A Vermont brewery well regarded for its specialty in making sour beers has announced it will close in April.

Hermit Thrush Brewery, named for the Vermont state bird, revealed March 27 on social media that its last day of operation will be April 7. Customers will be able to order packaged beer online and pick it up at the brewery’s location in Brattleboro through April 28.

“After nearly a decade of crafting unique and cherished sour beers, we are announcing the closure of our beloved Vermont brewery,” the social media post by Hermit Thrush reads. “From the outset, our journey has surpassed our wildest dreams, with our sours reaching corners and communities we only imagined when we began.”

A barrel-aged sour brown ale shown Nov. 12, 2022 at Hermit Thrush Brewery in Brattleboro
A barrel-aged sour brown ale shown Nov. 12, 2022 at Hermit Thrush Brewery in Brattleboro

Founded in late 2014 by Christophe Gagne and Avery Schwenk, Hermit Thrust built a reputation on sour, Belgian-inspired ales. The brewery’s Instagram account, as well as shirts employees sport at the High Street taproom, bear a slogan that seemingly aims to answer a new customer’s likely first question: “Yes, they’re all sour.”

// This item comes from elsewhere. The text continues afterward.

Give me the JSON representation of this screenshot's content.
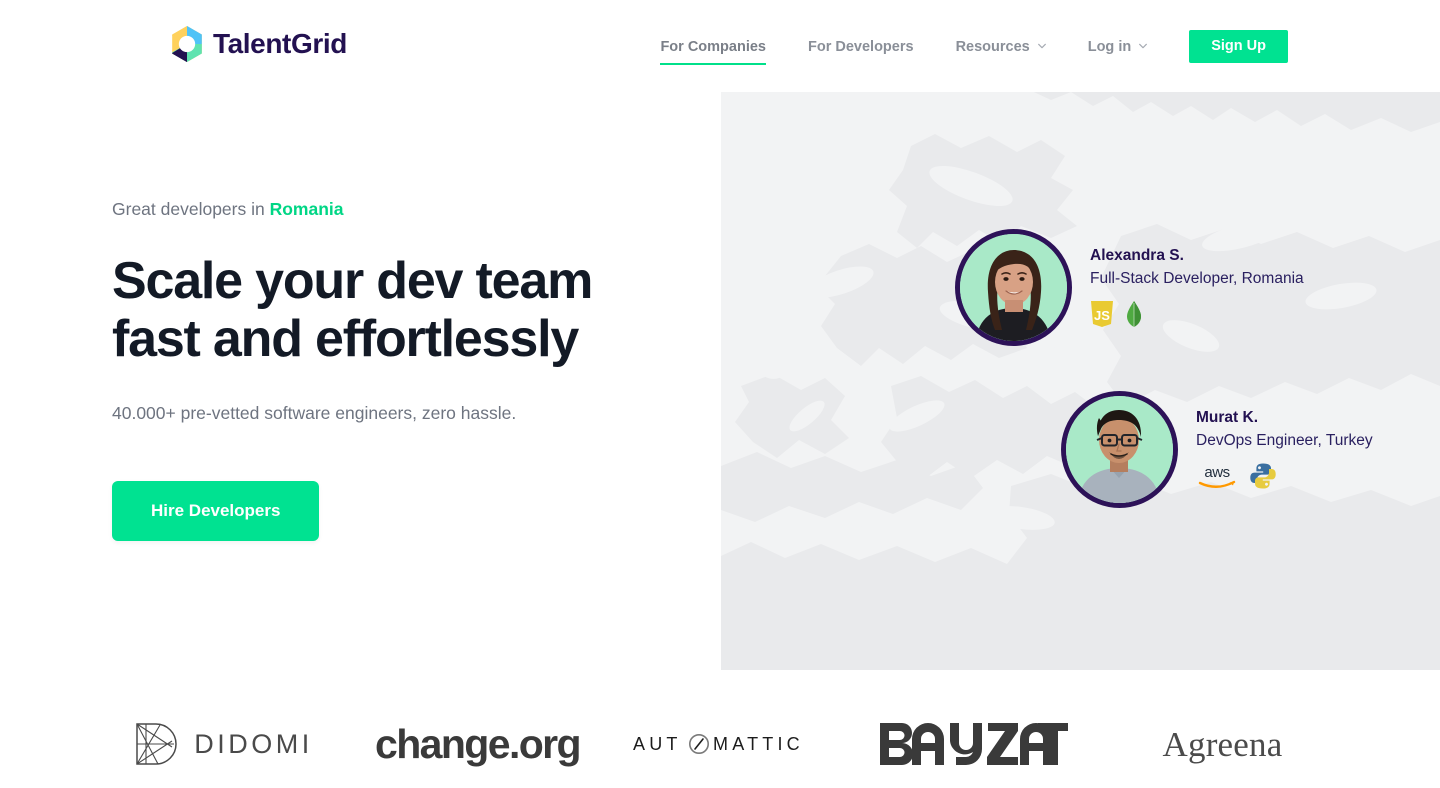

The Vermont beer world is changing

The decade of the 2010s saw a great boon in the Vermont beer world, with breweries such as The Alchemist, Hill Farmstead and Lawson’s Finest Liquids garnering international acclaim while dozens and dozens of new breweries came onto the scene. Since the COVID-19 pandemic four years ago, that beer bubble has started flattening in Vermont, marked by the departure of Collaborative Brewing in Waitsfield and another brewery, Lost Nation Brewing in Morrisville, halting production.

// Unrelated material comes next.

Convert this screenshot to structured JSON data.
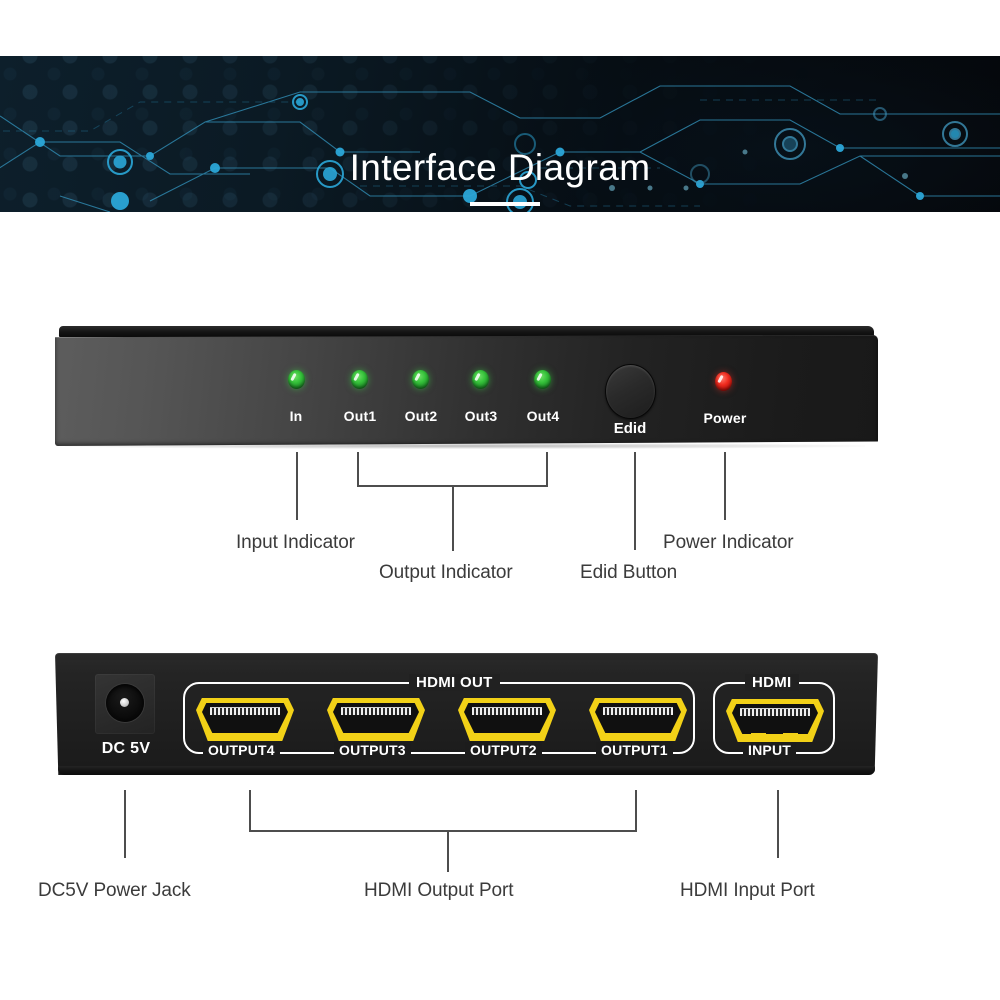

Sean Lawson, co-founder of Waitsfield-based Lawson’s Finest Liquids, told the Burlington Free Press this winter that the pandemic and increased popularity in canned spirits and flavored malt beverages are cutting into the “share of stomach” that breweries had a stronghold on in recent years.

Hermit Thrush alluded to those economic forces in its social media post.

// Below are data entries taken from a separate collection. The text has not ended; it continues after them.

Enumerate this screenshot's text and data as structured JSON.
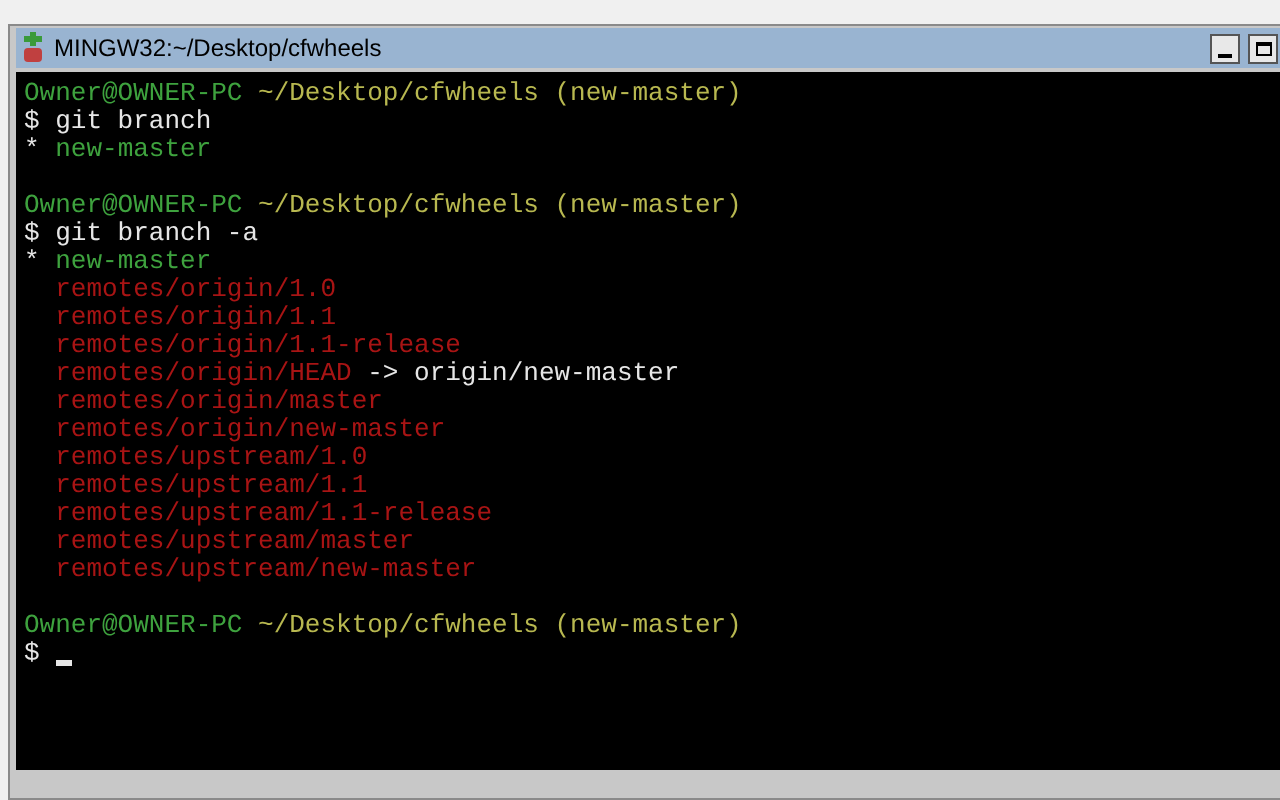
{
  "window": {
    "title": "MINGW32:~/Desktop/cfwheels"
  },
  "terminal": {
    "lines": [
      {
        "kind": "text",
        "segments": [
          {
            "text": "Owner@OWNER-PC",
            "kind": "user"
          },
          {
            "text": " ~/Desktop/cfwheels (new-master)",
            "kind": "path"
          }
        ]
      },
      {
        "kind": "text",
        "segments": [
          {
            "text": "$ git branch",
            "kind": "plain"
          }
        ]
      },
      {
        "kind": "text",
        "segments": [
          {
            "text": "* ",
            "kind": "plain"
          },
          {
            "text": "new-master",
            "kind": "current"
          }
        ]
      },
      {
        "kind": "blank"
      },
      {
        "kind": "text",
        "segments": [
          {
            "text": "Owner@OWNER-PC",
            "kind": "user"
          },
          {
            "text": " ~/Desktop/cfwheels (new-master)",
            "kind": "path"
          }
        ]
      },
      {
        "kind": "text",
        "segments": [
          {
            "text": "$ git branch -a",
            "kind": "plain"
          }
        ]
      },
      {
        "kind": "text",
        "segments": [
          {
            "text": "* ",
            "kind": "plain"
          },
          {
            "text": "new-master",
            "kind": "current"
          }
        ]
      },
      {
        "kind": "text",
        "segments": [
          {
            "text": "  remotes/origin/1.0",
            "kind": "remote"
          }
        ]
      },
      {
        "kind": "text",
        "segments": [
          {
            "text": "  remotes/origin/1.1",
            "kind": "remote"
          }
        ]
      },
      {
        "kind": "text",
        "segments": [
          {
            "text": "  remotes/origin/1.1-release",
            "kind": "remote"
          }
        ]
      },
      {
        "kind": "text",
        "segments": [
          {
            "text": "  remotes/origin/HEAD",
            "kind": "remote"
          },
          {
            "text": " -> origin/new-master",
            "kind": "plain"
          }
        ]
      },
      {
        "kind": "text",
        "segments": [
          {
            "text": "  remotes/origin/master",
            "kind": "remote"
          }
        ]
      },
      {
        "kind": "text",
        "segments": [
          {
            "text": "  remotes/origin/new-master",
            "kind": "remote"
          }
        ]
      },
      {
        "kind": "text",
        "segments": [
          {
            "text": "  remotes/upstream/1.0",
            "kind": "remote"
          }
        ]
      },
      {
        "kind": "text",
        "segments": [
          {
            "text": "  remotes/upstream/1.1",
            "kind": "remote"
          }
        ]
      },
      {
        "kind": "text",
        "segments": [
          {
            "text": "  remotes/upstream/1.1-release",
            "kind": "remote"
          }
        ]
      },
      {
        "kind": "text",
        "segments": [
          {
            "text": "  remotes/upstream/master",
            "kind": "remote"
          }
        ]
      },
      {
        "kind": "text",
        "segments": [
          {
            "text": "  remotes/upstream/new-master",
            "kind": "remote"
          }
        ]
      },
      {
        "kind": "blank"
      },
      {
        "kind": "text",
        "segments": [
          {
            "text": "Owner@OWNER-PC",
            "kind": "user"
          },
          {
            "text": " ~/Desktop/cfwheels (new-master)",
            "kind": "path"
          }
        ]
      },
      {
        "kind": "prompt",
        "segments": [
          {
            "text": "$ ",
            "kind": "plain"
          }
        ]
      }
    ]
  }
}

“Meeting consumer price demands while consistently producing high-quality sours proved to be difficult,” the post reads. “Evolving market dynamics also significantly influenced our difficult decision.”

Still, the brewery focused primarily on the positive. “To all who have been part of this journey,” the post reads, “your role in our story has been invaluable, and profoundly appreciated.”